You Want My Engagement Ring? It’s Mine! No, It’s Mine!

November 16, 2016 | by Bonnie Frost

Recently, I read a story on the internet about a New Jersey couple, living in New York, who had broken up. The fiancé refused to return her $125,000 engagement ring to the ex-boyfriend. The ex-boyfriend has sued his ex-fiancé in New York for its return.

It is true, women do like diamonds and many may think that because the ring was a gift to her, that it is hers.  In New Jersey, in the context of engagement and marriage, gifts may or may not have to be returned, depending on when they were given.

Gifts given during the course of the marriage, if they are from third parties such as parents, brothers or sisters or other third parties are not subject to equitable distribution, i.e. not distributed, if the parties divorce.  Gifts which spouses give to each other during the marriage (watches, jewelry, art etc.) are subject to equitable distribution and will be allocated between them.  The theory behind that is that marital funds were used to buy the inter-spousal gifts, so the gifts should be divided.

Wedding gifts are usually given to the couple, not just to the bride or the groom, before the marriage, and thus, they should be divided between them.  Depending on how long after the wedding the divorce takes place, the gift will be returned to the spouse whose friend or relative gave the gift.  This distribution only works if the parties kept a list of their gifts and gift-givers.
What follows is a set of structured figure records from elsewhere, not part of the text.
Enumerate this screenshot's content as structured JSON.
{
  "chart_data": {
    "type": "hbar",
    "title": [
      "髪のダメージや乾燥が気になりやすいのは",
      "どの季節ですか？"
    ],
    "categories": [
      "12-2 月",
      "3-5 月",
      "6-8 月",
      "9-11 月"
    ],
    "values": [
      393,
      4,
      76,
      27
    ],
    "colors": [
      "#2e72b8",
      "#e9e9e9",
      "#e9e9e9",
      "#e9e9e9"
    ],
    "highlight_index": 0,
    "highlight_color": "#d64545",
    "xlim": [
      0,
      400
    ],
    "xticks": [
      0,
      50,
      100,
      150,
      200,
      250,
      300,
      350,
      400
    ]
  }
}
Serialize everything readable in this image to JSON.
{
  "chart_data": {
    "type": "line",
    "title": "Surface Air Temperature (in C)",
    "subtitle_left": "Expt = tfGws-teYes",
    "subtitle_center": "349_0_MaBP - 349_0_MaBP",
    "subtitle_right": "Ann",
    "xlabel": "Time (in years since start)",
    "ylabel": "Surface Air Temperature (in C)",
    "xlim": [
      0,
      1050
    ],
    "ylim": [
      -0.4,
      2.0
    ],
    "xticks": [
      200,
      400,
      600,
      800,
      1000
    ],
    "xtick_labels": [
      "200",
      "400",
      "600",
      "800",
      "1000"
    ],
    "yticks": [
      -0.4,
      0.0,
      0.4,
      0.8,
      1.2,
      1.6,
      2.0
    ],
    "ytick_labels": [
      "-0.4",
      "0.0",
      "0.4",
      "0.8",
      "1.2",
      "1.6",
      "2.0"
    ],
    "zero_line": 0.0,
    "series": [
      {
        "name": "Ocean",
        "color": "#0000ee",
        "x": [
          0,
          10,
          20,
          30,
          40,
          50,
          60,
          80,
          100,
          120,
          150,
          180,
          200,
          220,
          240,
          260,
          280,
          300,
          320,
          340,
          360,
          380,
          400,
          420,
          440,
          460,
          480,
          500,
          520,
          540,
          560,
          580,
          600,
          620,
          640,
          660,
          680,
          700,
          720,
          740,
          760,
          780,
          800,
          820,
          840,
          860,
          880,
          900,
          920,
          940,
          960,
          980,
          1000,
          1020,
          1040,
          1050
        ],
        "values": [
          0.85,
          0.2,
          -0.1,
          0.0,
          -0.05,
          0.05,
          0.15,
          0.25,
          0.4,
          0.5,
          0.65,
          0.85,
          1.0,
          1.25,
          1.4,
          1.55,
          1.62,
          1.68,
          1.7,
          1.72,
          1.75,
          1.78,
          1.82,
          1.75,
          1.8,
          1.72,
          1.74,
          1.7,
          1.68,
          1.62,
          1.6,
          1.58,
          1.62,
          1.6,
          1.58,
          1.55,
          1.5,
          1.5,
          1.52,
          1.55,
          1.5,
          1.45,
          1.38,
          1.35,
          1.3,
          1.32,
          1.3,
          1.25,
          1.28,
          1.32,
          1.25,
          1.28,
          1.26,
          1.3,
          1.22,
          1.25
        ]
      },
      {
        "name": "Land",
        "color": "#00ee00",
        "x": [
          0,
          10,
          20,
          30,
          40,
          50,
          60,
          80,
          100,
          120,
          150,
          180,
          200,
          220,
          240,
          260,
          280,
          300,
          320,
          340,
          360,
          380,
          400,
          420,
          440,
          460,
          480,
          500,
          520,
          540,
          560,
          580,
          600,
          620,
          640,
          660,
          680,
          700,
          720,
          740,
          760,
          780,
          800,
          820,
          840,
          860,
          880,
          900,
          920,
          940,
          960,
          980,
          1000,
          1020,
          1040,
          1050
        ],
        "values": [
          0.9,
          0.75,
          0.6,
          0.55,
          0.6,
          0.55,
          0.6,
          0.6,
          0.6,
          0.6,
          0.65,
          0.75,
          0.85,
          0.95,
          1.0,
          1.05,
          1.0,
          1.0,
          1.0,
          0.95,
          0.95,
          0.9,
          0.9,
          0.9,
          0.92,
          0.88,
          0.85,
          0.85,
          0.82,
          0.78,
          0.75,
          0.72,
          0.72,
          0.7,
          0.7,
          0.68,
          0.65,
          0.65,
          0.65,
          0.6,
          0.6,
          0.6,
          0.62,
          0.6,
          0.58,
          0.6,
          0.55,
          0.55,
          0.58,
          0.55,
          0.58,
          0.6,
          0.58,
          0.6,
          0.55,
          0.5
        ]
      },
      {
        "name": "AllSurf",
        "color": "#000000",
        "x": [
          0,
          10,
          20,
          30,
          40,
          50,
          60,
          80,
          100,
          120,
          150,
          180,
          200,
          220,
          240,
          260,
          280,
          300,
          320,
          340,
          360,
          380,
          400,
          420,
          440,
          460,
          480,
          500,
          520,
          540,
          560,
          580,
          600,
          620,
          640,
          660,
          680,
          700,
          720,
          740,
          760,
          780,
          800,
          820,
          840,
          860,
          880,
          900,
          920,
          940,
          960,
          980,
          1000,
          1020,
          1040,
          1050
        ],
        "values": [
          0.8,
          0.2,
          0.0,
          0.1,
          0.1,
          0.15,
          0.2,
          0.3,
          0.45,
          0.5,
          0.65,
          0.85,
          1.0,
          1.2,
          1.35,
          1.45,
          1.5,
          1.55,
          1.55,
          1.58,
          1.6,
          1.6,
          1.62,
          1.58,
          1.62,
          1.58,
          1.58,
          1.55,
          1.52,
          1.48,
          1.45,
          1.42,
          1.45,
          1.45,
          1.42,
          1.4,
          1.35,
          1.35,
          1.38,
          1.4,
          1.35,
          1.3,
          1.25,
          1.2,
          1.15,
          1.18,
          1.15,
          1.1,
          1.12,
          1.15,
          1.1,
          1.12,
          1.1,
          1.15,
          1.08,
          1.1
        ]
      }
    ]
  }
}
Otherwise, they have to negotiate how the gifts will be divided just as they would have to negotiate how furniture or other personal items would be divided.

The distribution of a third party gift upon divorce becomes more complicated when the gift is money given to the couple to be used as a down payment on their first home in joint names. The third party (usually the parents) may or may not have taken back a note from the couple, but more often than not, there is no such document.  Five years later, the parties are going through a divorce and the spouse whose parents did not give the gift wants half of the equity in the home, which is comprised in part of those monies given by the other spouse’s parents. Usually, parties negotiate and resolve this issue, but it is not uncommon for one side to say, “Your parents gave that money to both of us, not just you. I want half.”  If a judge were to try the issue of whether or not the parents would get their money back, even without a promissory note, it would be difficult to imagine that the parents would not get some, if not all of their money back if they testified that the money was given as a gift to only their child. Judges do not want parents who gave money to their child out of the good of their hearts to be taken advantage of and not made whole.  Having said that, the longer the gifted money stays in the jointly-owned home without any payback to the parents or any note given, the less likely it will be that the parents will get all or a portion of their money returned.

But what about the engagement ring?  In this case, this is clearly an expensive piece of jewelry and the ex- fiancé wants it returned.  His ex-fiancé loves it and wants to keep it.  What if the ring was his grandmother’s and his ex-fiancé would not return it?  That fact adds more insult to injury.

In New Jersey, an engagement ring is what the law views as a conditional gift which only becomes an irrevocable gift upon marriage.  Thus, if the engagement is broken off, the fiancé must return the ring because the condition of the gift being irrevocable has not been met–the marriage has not yet taken place.   However, if the parties did marry, because the ring was a gift given before the marriage, it is the property of the wife and is not subject to equitable distribution.